I was in a sustainability leadership program, so I was trying to be sustainable, but if I hadn’t had a true trusting relationship with those boys at that time, they probably wouldn’t have been out there in the garden. I had African-American teen boys who had never gardened planting these peppers and tomatoes. Some of them said that it was peaceful out there just smelling the vegetables. They were able to really embrace it. We didn’t have an irrigation sprinkler or anything like that, so we were filling up jugs of water and pouring water on the plants. I knew I could depend on those boys to show up and make that stuff happen. It was a real joy to see that process. Sometimes you don’t even realize the process in the moment, only after the fact when you can reflect on it.
Soon after we started, I started thinking that selling the salsa would be a great way to raise revenue for Mentoring Positives, so I don’t have to ask for money all the time. So we started building up different parts of the salsa business. We started teaching marketing and other business skills to the kids. They were able to meet with business people and they learned a lot from that.
It was the kids who came up with the name Off The Block Salsa. They chose it because they were using the program to get themselves “off the block.” That was important for them because there was a lot of hard stuff happening on the ‘block.’
When we were making the first batches of salsa, Tim Metcalfe from Metcalfe Market heard about it and asked if he could have the salsa in his stores. So we put the salsa in Metcalfe’s. We knew we couldn’t supply the full demand ourselves, so we reached out to a processing company in Sister Bay, and a woman named Mary Pat Carlson started producing the salsa for us. We made about 500 jars in our first production run, and it sold out in two days.
The kids were like, ‘Whoa, what’s going on?’ Ever since then, we’ve been doing it. We moved production back to Madison about two or three years ago and started producing the salsa ourselves in the Feed Kitchen on the north side. That’s a shared kitchen space. Now, our products are available at all Willy Street Co-ops, Hilldale, West Town, and Regent Street Market, Edinger Surgical Options and Metcalfe’s. Plus, we just opened up our own storefront on East Washington St., a street with a lot of traffic.

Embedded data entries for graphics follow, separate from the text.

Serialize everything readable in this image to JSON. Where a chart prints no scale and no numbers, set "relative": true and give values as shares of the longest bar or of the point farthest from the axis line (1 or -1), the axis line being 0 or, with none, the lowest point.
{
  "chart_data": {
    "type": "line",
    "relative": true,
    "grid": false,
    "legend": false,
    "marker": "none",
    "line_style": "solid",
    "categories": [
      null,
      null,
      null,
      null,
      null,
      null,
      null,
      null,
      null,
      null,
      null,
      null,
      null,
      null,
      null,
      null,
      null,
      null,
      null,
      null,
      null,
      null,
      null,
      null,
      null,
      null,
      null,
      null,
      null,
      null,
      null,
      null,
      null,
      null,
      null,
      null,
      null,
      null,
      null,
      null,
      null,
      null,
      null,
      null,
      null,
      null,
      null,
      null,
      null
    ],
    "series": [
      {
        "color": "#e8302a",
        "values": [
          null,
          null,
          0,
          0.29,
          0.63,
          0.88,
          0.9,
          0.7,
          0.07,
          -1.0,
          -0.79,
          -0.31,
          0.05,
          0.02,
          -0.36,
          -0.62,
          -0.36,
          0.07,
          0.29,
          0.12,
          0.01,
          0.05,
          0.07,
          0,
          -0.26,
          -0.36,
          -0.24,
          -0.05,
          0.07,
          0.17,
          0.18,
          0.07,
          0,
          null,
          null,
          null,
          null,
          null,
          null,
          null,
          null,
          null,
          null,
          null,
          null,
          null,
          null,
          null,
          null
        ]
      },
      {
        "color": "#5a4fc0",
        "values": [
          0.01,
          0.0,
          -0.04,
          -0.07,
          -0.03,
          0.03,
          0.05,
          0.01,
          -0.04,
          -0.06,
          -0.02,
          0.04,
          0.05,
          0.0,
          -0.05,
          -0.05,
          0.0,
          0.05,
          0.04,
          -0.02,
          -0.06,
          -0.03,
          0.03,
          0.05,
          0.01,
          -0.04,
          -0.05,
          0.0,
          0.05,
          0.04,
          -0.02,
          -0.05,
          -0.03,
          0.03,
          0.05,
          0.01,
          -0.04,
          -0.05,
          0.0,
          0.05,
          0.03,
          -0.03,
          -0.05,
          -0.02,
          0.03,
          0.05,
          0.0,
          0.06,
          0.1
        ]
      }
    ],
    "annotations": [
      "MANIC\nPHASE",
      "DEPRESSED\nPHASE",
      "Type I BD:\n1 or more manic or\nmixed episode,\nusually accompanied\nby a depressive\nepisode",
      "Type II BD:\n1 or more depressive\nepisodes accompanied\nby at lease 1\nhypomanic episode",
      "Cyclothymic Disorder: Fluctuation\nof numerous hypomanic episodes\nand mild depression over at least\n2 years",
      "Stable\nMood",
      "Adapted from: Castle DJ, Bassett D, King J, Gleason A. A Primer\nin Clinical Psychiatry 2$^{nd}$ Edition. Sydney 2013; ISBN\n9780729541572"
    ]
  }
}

That building has apartments on the upper floors, but the ground level is about 8,000 square feet of retail space. We have 2000 square feet for Off The Block. So the kids actually produce the salsa and pizza in that storefront. We had a great relationship with the developer, and they were able to connect with some donors who wanted to build the space just for us. We couldn’t turn it down. It’s a beautiful space and the kids take a lot of pride in it. We sell frozen pizza and salsa there, but we are also serving hot pizza as well. We just did a ribbon cutting on May 18th. The place is called Muriel’s Place after my mother.
Mentoring Positives has been around for almost 20 years, and I feel like now we have the things in place and can really move kids in the right direction.
Right now, I’m 52 and have so much clarity around the vision where I want to go. But looking back, I always had things around me that shaped my life, whether I knew it at the time or not. In Gary, I lived in a neighborhood called Small Farms. I was surrounded by hogs, horses, chickens, and gardening, and now here I am all these years later making salsa. I feel like I am just a vehicle, and that this path was already laid for me. I’m just enjoying the ride and really feel that I am where I’m supposed to be.